After listening to Motorola Solutions’ 2015 Financial Analyst presentation this morning and thinking about the actions the company has completed in the past year, I am even more convinced the company is ripe for a takeover by private equity or by a larger company in the defense industry. Even if a takeover does not materialize, Motorola is in an excellent position to continue delivering good returns to public shareholders. Here’s an outline of my thoughts.

Actions Taken Over the Last Year

  • Pure Play Company
    • Sold Enterprise division to Zebra Technologies for $3.45 billion and is now a pure-play company focused on providing mission critical communications devices and services to public safety and commercial markets.
  • Expense Reduction
    • Operating expenses as a % of sales reduced from 38% in 2012 to an estimated 26% for 2015.
  • Pension Obligation Reduction
    • Took $1.9 billion pension charge this year to reduce liabilities. The need for cash contributions over the next 5–6 years will be minimal or non-existent.
  • Shift in Sales Focus
    • Company has shifted its focus from selling products to selling solutions, services, and software. This process is ongoing, but the result will be a company with more predictable and recurring—i.e., more valuable—revenue streams.

Why Would Private Equity Be Interested?

Private equity ought to be interested in Motorola given its excellent balance sheet, market leading position, limited competition, sticky customer relationships, and high barriers to entry.

  • Financial Reasons
    • A pure-play company is more attractive than a company whose attention and resources are divided.
    • The pension obligation reduction has eliminated a potential sticking point in takeover negotiations. A buyer no longer has to worry about contributing to the pension in the short- and medium-term.
    • Motorola still has a net debt position of approximately zero.
    • The amount of predictable revenue streams is growing, which means the owner of the business can use a greater amount of debt and leverage.
  • Competitive Advantage Reasons
    • Customers need 100% reliability in their products and services. Motorola can charge a large premium for this. This also means switching costs can be high.
    • Customer relationships are decades old in some cases, highlighting sticky customer relationships and more evidence of high switching costs.
    • Sales growth is in line with GDP growth. It’s not so high that it will attract new competitors and not so low that Motorola is a bad business to own.
    • Lead times to completing a sale or winning a contract are very long, sometimes years. This favors the large, incumbent company with the resources to endure the expensive sales process.

What If There Is No Takeover?

Generating a good return by owning Motorola shares is not dependent upon a takeover bid from private equity.
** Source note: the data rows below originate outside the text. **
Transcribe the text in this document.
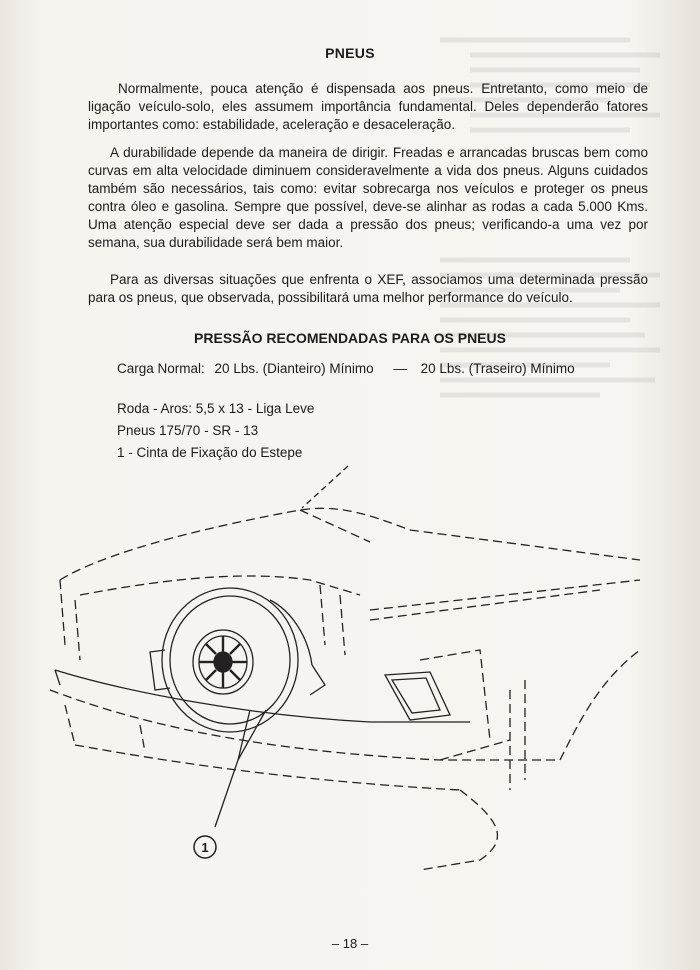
PNEUS

Normalmente, pouca atenção é dispensada aos pneus. Entretanto, como meio de ligação veículo-solo, eles assumem importância fundamental. Deles dependerão fatores importantes como: estabilidade, aceleração e desaceleração.

A durabilidade depende da maneira de dirigir. Freadas e arrancadas bruscas bem como curvas em alta velocidade diminuem consideravelmente a vida dos pneus. Alguns cuidados também são necessários, tais como: evitar sobrecarga nos veículos e proteger os pneus contra óleo e gasolina. Sempre que possível, deve-se alinhar as rodas a cada 5.000 Kms. Uma atenção especial deve ser dada a pressão dos pneus; verificando-a uma vez por semana, sua durabilidade será bem maior.

Para as diversas situações que enfrenta o XEF, associamos uma determinada pressão para os pneus, que observada, possibilitará uma melhor performance do veículo.

PRESSÃO RECOMENDADAS PARA OS PNEUS
Carga Normal: 20 Lbs. (Dianteiro) Mínimo — 20 Lbs. (Traseiro) Mínimo
Roda - Aros: 5,5 x 13 - Liga Leve
Pneus 175/70 - SR - 13
1 - Cinta de Fixação do Estepe
1
– 18 –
Everything Motorola has done makes the company attractive on a stand-alone basis as well. It actually could be more attractive for the company to remain public and thus allow its current shareholder to compound their returns tax-free for a longer period of time.

In the short-term:

  • There is still some room for margin improvement;
  • The company will be repurchasing ~$600 million of shares each quarter this year, which would take out roughly 16.5% of shares at current prices; and
  • The dividend yield of 1.95% ($1.36 per share) is not too shabby.

Biggest Risk

The biggest risk I see is another year or two of stagnant sales, but I see this as a short-term risk. Over the long-term, I see Motorola as a highly-dependable business whose products and services for public safety employees around the world will always be in demand.